The heat of breast-cancer-related hot flashes can be effectively diminished with an ancient Chinese medical practice infused with a dash of modernity, suggests research in the August Journal of Clinical Oncology.
Electroacupuncture, in which small electric currents are applied to traditional acupuncture needles, might be more effective than gabapentin, a drug commonly used in this setting, according to a randomized controlled trial.

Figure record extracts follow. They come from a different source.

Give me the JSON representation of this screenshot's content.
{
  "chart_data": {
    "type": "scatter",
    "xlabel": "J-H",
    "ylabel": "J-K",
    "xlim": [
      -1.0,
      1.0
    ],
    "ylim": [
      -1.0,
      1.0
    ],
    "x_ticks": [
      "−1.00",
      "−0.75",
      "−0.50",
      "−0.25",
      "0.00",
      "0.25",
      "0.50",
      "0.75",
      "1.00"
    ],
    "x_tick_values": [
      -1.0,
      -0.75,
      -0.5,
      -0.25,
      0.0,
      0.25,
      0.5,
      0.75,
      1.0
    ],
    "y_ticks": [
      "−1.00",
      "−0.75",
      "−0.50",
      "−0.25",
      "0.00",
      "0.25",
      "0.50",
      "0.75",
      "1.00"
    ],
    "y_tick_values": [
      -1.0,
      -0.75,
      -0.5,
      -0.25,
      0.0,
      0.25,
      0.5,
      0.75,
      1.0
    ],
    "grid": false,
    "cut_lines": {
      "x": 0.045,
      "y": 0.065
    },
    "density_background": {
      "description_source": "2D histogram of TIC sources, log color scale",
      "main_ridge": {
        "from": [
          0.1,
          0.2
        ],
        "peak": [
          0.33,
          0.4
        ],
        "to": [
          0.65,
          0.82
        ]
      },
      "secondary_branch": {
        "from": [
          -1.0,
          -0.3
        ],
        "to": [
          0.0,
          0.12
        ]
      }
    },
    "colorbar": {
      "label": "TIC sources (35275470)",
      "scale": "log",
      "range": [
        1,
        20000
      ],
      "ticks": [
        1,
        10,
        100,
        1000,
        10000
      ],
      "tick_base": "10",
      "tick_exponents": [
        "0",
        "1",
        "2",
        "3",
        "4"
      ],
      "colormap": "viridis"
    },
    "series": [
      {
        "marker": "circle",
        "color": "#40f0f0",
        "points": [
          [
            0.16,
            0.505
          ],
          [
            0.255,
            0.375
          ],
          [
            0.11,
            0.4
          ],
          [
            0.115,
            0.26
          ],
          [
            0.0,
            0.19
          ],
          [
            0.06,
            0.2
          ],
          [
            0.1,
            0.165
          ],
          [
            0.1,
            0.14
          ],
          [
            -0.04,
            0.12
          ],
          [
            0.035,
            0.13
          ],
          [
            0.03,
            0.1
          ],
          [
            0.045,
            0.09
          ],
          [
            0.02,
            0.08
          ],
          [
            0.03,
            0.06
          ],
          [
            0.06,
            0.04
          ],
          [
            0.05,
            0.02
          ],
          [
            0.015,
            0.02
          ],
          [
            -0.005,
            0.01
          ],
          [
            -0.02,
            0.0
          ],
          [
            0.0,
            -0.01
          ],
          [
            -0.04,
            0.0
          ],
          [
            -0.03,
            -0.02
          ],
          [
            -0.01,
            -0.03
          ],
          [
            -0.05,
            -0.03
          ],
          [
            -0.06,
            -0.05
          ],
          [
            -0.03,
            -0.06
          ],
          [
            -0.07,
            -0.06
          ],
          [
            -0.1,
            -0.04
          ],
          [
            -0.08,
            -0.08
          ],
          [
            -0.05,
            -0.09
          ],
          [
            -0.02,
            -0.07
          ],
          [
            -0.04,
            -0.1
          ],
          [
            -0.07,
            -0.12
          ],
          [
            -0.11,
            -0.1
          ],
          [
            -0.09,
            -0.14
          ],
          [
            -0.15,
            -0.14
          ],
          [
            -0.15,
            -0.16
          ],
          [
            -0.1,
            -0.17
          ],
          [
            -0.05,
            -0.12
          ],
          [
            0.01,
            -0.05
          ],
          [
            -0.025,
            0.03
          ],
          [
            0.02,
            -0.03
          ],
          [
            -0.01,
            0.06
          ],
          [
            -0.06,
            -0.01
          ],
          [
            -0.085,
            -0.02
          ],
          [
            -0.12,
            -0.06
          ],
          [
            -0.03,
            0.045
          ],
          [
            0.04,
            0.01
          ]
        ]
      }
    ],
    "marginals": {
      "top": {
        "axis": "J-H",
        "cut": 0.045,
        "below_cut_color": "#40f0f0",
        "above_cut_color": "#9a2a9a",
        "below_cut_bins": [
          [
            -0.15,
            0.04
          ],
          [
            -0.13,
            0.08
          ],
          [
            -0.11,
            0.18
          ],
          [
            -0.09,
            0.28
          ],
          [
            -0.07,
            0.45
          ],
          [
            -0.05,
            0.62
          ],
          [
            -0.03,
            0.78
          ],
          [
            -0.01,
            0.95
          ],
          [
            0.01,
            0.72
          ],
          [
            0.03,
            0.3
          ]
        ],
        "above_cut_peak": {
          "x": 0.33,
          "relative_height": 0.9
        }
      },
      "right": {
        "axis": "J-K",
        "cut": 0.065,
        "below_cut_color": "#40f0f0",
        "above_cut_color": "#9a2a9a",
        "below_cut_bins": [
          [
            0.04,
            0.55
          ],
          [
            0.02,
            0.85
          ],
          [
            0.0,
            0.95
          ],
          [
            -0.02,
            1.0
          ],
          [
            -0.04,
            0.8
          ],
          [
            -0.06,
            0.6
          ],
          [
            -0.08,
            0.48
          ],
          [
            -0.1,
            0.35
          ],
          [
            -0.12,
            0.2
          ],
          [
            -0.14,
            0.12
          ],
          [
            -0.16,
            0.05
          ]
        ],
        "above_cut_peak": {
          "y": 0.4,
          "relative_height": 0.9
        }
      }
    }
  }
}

The trial involved 120 patients with existing complaints of treatment-related hot flashes. The women were randomized to weekly electroacupuncture, once-daily gabapentin, sham acupuncture, or placebo for 8 weeks.

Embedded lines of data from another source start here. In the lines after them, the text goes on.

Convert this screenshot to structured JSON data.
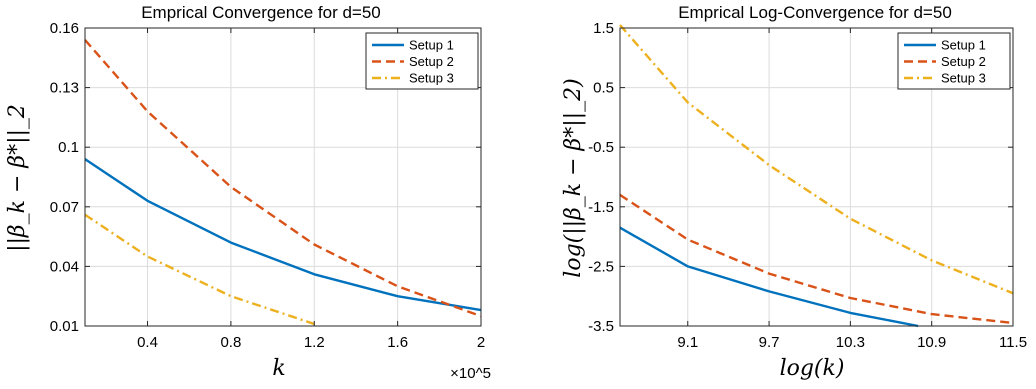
{
  "chart_data": [
    {
      "type": "line",
      "title": "Emprical Convergence for d=50",
      "xlabel": "k",
      "ylabel": "||β_k − β*||_2",
      "xlim": [
        10000,
        200000
      ],
      "ylim": [
        0.01,
        0.16
      ],
      "xticks": [
        40000,
        80000,
        120000,
        160000,
        200000
      ],
      "xtick_labels": [
        "0.4",
        "0.8",
        "1.2",
        "1.6",
        "2"
      ],
      "x_multiplier": "×10^5",
      "yticks": [
        0.01,
        0.04,
        0.07,
        0.1,
        0.13,
        0.16
      ],
      "ytick_labels": [
        "0.01",
        "0.04",
        "0.07",
        "0.1",
        "0.13",
        "0.16"
      ],
      "grid": true,
      "legend": "top-right",
      "series": [
        {
          "name": "Setup 1",
          "color": "#0072BD",
          "dash": "solid",
          "x": [
            10000,
            40000,
            80000,
            120000,
            160000,
            200000
          ],
          "y": [
            0.094,
            0.073,
            0.052,
            0.036,
            0.025,
            0.018
          ]
        },
        {
          "name": "Setup 2",
          "color": "#D95319",
          "dash": "dashed",
          "x": [
            10000,
            40000,
            80000,
            120000,
            160000,
            200000
          ],
          "y": [
            0.154,
            0.118,
            0.08,
            0.051,
            0.03,
            0.015
          ]
        },
        {
          "name": "Setup 3",
          "color": "#EDB120",
          "dash": "dashdot",
          "x": [
            10000,
            40000,
            80000,
            120000
          ],
          "y": [
            0.066,
            0.045,
            0.025,
            0.011
          ]
        }
      ]
    },
    {
      "type": "line",
      "title": "Emprical Log-Convergence for d=50",
      "xlabel": "log(k)",
      "ylabel": "log(||β_k − β*||_2)",
      "xlim": [
        8.6,
        11.5
      ],
      "ylim": [
        -3.5,
        1.5
      ],
      "xticks": [
        9.1,
        9.7,
        10.3,
        10.9,
        11.5
      ],
      "xtick_labels": [
        "9.1",
        "9.7",
        "10.3",
        "10.9",
        "11.5"
      ],
      "yticks": [
        -3.5,
        -2.5,
        -1.5,
        -0.5,
        0.5,
        1.5
      ],
      "ytick_labels": [
        "-3.5",
        "-2.5",
        "-1.5",
        "-0.5",
        "0.5",
        "1.5"
      ],
      "grid": true,
      "legend": "top-right",
      "series": [
        {
          "name": "Setup 1",
          "color": "#0072BD",
          "dash": "solid",
          "x": [
            8.6,
            9.1,
            9.7,
            10.3,
            10.8
          ],
          "y": [
            -1.85,
            -2.5,
            -2.92,
            -3.28,
            -3.5
          ]
        },
        {
          "name": "Setup 2",
          "color": "#D95319",
          "dash": "dashed",
          "x": [
            8.6,
            9.1,
            9.7,
            10.3,
            10.9,
            11.5
          ],
          "y": [
            -1.3,
            -2.05,
            -2.62,
            -3.03,
            -3.3,
            -3.45
          ]
        },
        {
          "name": "Setup 3",
          "color": "#EDB120",
          "dash": "dashdot",
          "x": [
            8.6,
            9.1,
            9.7,
            10.3,
            10.9,
            11.5
          ],
          "y": [
            1.55,
            0.25,
            -0.8,
            -1.7,
            -2.4,
            -2.95
          ]
        }
      ]
    }
  ]
}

A daily self-reported hot flash composite score was the primary outcome measure in the trial, which was conducted at the University of Pennsylvania in Philadelphia.
At 8 weeks, the mean reduction the hot flash score was greatest with electroacupuncture, followed by sham acupuncture, gabapentin, and placebo (–7.4 vs –5.9 vs –5.2 vs –3.4; P < .001).
Despite the fact that treatment stopped at week 8, the patients continued to record their daily hot flash experience in diaries until week 24.
At week 24, the mean reduction the hot flash score was again greatest with electroacupuncture, followed by sham acupuncture, but by this time, placebo was better than gabapentin (–8.5 vs –6.1 vs –4.6 vs –2.8; P = .002).
“These preliminary findings need to be confirmed in larger randomized controlled trials with long-term follow-up,” write the study authors, led by Jun Mao, MD, associate professor of family medicine and community health at Penn.
An expert not involved in the study was impressed by the trial design.
Dr Mao’s team “did a very good job creating adequate control conditions,” said Jennifer Ligibel, MD, director of the Leonard P. Zakim Center for Integrative Therapies at the Dana-Farber Cancer Institute in Boston.
The choice of drug treatment was also appropriate, she said. “Gabapentin is something we use widely; it is effective for hot flashes in cancer patients.”
Dr Ligibel, who has never personally undergone acupuncture, has been impressed by the treatment in her Boston clinic.
“I have had patients with symptoms for whom we tried everything and failed, and then we try acupuncture and it makes a big difference,” she said.
Acupuncture has also been found to be effective for cancer- or treatment-related nausea, neuropathy, and pain — the kind of symptoms that often linger in survivors that “we can’t do much of anything about,” Dr Ligibel explained.
Dr Mao was involved in a previous study of electroacupuncture for the relief of symptoms associated with aromatase inhibitors in breast cancer patients, which demonstrated “clinically relevant improvements” in fatigue, anxiety, and depression in women with joint pain, as reported by Medscape Medical News (Cancer. 2014;120:3744-3751).
Would regular acupuncture — without electricity — work as well for the hot flashes?
Dr Mao was noncommittal in answering. “Very little research has been done to determine whether electroacupuncture is more potent than ‘regular’ acupuncture without electric stimulation,” he said.
However, he pointed out that sham acupuncture, which consisted of needles that retracted into their handles — like a “stage dagger” — had some treatment effect. This suggests that stimulating standard body points even lightly is worthwhile, or perhaps it induces a placebo effect, he noted.
Lab science also suggests that electroacupuncture is the real deal.
“There are also a good amount of basic science experiments performed on electroacupuncture to show that it makes the brain release specific neurochemicals that are involved in pain processing and mood regulation,” said Dr Mao.
With electroacupuncture, the needles are inserted and manipulated until deqi (the sensation of soreness and tingling) is reported. “A bilateral 2 Hz current is connected between two acupuncture points using a transcutaneous electrical nerve stimulation unit,” the investigators explain. The needles are left in place for 30 minutes.